The Self-Investigation also offers self-paced online video courses in English, Spanish and Arabic on topics such as “How to be a healthy journalist in an always-on culture,” which offers advice like how to stay focused and maintain health boundaries.
Brice advises journalists who realize they may be burned out to talk to people they trust, see their doctor and if they feel safe enough, tell their manager.
“I encourage people to not stay in your hole alone,” she said. “If you’re not well and if you feel like there really needs to be a change, there are definitely others around you who are feeling the same and who want to promote change. It’s creating that sense of reminding yourself that you have a sense of agency no matter what, even if it’s in a small way.”
Podcast from The Awakened Journalist
During Donald Trump’s presidency, Emiliana Molina Fajardo worked her way up from multimedia journalist to anchor at Entravision, eventually becoming a White House correspondent at a Colombian cable news channel in 2018. After two years of covering the then-president, Molina started to feel burned out.
“Breaking news happened every minute,” she said. “It was just a very high-stress level job all the time, and there’s only so much your nervous system can take.”
In February 2020, Molina took a job at a San Diego TV station, where the slower pace made her realize how burned out she was feeling. After experiencing panic attacks and anxiety, she left journalism later that year to start The Awakened Journalist, a bilingual video podcast available on Spotify and YouTube.
Molina started it from her bedroom, recording interviews with 40 journalists via Zoom about their careers and challenges on the job, like emotional stress.
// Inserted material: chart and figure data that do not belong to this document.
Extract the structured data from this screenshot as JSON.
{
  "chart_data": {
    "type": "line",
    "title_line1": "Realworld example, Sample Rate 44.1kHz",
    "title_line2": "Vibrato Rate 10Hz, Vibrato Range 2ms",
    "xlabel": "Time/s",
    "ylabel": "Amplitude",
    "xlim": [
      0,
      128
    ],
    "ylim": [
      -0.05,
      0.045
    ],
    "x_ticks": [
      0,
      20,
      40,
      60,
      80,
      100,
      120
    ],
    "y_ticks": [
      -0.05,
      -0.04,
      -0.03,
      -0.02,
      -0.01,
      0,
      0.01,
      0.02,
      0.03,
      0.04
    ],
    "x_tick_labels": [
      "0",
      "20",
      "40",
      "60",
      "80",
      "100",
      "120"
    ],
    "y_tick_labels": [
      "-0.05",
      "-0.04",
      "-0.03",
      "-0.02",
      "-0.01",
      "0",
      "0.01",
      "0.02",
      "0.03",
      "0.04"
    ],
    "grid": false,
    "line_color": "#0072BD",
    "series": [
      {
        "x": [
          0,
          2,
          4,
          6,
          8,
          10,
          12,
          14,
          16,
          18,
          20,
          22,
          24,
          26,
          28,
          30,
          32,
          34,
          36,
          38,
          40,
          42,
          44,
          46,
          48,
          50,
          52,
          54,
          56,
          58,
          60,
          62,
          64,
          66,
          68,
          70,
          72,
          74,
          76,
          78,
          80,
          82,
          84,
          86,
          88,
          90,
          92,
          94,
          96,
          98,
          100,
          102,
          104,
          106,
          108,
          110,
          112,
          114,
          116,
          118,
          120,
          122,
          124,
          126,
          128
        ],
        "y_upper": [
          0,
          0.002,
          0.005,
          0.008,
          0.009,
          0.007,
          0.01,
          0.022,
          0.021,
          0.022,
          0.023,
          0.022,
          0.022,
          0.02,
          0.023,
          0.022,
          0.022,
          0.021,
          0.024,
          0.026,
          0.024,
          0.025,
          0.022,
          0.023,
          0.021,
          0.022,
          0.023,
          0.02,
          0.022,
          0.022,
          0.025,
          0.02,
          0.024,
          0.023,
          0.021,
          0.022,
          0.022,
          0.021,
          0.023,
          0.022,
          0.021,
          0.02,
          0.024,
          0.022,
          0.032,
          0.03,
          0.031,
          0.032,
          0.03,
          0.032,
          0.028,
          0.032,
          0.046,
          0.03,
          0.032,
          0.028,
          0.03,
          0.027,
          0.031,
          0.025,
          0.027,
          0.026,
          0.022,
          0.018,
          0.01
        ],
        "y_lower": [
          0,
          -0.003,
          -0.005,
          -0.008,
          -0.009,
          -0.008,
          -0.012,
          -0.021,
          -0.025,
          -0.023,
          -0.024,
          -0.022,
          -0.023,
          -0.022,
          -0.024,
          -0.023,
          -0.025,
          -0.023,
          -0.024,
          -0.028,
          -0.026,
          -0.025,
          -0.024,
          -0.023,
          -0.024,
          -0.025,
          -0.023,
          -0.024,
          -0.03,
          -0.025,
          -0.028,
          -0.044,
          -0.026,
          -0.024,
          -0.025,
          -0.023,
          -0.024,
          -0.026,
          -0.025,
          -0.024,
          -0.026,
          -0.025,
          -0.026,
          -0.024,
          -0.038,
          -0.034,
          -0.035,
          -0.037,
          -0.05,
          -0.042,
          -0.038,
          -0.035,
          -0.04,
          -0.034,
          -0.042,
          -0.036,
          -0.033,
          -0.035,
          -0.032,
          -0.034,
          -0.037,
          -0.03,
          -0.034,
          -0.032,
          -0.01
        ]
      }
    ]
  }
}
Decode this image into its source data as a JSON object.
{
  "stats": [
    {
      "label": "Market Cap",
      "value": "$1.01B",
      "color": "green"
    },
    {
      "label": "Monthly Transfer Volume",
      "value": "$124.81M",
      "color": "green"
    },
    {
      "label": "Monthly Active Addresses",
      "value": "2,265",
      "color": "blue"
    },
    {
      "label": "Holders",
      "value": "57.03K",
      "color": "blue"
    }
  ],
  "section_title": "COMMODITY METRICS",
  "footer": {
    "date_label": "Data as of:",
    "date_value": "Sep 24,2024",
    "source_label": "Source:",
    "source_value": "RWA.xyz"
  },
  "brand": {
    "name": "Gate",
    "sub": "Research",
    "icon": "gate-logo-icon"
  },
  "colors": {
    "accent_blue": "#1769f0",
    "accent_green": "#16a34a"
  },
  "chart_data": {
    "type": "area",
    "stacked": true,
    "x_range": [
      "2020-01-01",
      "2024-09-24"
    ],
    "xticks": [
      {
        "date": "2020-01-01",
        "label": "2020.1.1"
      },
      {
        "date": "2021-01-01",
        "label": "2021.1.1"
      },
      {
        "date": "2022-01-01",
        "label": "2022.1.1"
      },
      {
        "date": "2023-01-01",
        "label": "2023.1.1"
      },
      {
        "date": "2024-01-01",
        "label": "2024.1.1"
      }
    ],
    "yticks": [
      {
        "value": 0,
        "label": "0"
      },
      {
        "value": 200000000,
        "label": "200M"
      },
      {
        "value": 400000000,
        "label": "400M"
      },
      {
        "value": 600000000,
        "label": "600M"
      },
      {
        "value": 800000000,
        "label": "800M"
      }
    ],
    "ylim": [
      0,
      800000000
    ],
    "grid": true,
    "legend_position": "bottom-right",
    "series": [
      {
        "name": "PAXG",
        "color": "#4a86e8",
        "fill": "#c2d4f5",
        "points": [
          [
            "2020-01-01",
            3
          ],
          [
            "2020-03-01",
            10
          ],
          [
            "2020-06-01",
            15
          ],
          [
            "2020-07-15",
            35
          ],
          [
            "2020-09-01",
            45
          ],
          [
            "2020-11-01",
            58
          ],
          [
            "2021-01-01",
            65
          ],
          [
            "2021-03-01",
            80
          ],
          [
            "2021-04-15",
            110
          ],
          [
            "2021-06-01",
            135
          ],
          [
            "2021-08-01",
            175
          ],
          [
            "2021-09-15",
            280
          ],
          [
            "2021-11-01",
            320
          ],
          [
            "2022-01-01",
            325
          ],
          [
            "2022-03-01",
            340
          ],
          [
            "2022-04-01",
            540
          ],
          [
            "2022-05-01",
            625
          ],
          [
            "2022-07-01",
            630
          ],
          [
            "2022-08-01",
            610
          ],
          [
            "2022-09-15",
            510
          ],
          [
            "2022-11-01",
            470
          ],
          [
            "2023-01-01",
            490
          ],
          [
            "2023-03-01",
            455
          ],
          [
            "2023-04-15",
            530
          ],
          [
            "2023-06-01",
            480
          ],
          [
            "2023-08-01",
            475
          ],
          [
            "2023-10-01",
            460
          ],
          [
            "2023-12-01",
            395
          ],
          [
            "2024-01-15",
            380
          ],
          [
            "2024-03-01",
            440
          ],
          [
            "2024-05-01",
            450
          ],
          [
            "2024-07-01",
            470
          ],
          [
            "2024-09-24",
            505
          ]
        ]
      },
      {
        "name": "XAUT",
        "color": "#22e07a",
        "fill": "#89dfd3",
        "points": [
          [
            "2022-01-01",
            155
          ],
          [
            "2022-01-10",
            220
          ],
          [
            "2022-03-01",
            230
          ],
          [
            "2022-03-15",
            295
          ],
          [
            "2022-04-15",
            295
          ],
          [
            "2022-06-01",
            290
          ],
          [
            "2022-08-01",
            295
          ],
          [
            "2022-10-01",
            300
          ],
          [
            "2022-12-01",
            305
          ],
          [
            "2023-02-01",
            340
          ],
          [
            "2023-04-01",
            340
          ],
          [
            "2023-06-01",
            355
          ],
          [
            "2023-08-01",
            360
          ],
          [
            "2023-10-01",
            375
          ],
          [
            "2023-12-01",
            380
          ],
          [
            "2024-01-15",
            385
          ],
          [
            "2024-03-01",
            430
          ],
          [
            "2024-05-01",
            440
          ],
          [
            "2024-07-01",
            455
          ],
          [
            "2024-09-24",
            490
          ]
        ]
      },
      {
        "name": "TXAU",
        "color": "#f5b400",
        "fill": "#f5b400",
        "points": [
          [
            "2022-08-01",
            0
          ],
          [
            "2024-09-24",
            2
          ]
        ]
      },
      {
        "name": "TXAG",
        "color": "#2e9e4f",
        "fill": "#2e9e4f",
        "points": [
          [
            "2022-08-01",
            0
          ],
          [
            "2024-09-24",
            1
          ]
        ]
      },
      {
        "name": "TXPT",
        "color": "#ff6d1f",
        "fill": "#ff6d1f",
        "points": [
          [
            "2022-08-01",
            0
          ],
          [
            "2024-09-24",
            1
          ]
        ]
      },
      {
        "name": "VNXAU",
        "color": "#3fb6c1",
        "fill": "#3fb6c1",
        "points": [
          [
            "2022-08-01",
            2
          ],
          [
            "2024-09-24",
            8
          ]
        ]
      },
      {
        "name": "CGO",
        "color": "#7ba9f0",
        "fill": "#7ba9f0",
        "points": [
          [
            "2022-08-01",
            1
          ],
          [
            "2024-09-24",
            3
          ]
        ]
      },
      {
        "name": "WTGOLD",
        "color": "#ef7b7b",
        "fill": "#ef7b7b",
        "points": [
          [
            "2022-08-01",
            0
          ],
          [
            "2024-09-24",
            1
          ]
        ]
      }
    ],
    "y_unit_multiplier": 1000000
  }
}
Today, she chats with former political officials and CEOs as well as journalists on mental health topics ranging from personal growth to finding meaning in one’s grief.
“I’m touching on very important topics in a way that’s just very supportive, and that can truly support the improvement of the news industry,” she said. “Not just for the business itself, but also for the journalists that are very much burned out, tired and overwhelmed.”
Book by Jennifer Moss, ‘The Burnout Epidemic’
Author, journalist and international speaker Jennifer Moss has studied mindset psychology since 2009. She became interested in burnout when she faced it while co-founding a mental health app.
“I was in this constant drive, a feast-or-famine entrepreneurial mindset,” she said. “That was tragic because it changed my relationships with my family, with my friends. I just wasn’t the best mom. … I was so exhausted. I wasn’t eating. I wasn’t sleeping.”
Moss began studying burnout, publishing “Burnout is about your workplace, not your people,” in the Harvard Business Review in 2019. The piece, which highlighted how burnout starts and how companies are managed, resonated with a lot of people and led to her book, “The Burnout Epidemic,” published in 2021.
“We need to label it so that organizations can start to be responsible for it,” Moss said. “My book is for people that want to enact change — that doesn’t necessarily mean they have to be a manager.”
A year later, Moss adapted the book into a LinkedIn Learning course called “Prevent Team Burnout as a Manager,” which also provides tips to non-managers. The virtual videos address the root causes of burnout — including lack of community, control and fairness — and burnout prevention strategies so managers can help their employees by encouraging them to speak up and manage their workload.
“I don’t think that it’s a lifestyle that’s going to change everything,” Moss said, referring to the idea that self-care habits like keeping a journal can fix burnout alone. “You can do what you can to be healthier and manage your mental health, but to really solve for burnout is more of an ecosystem problem.”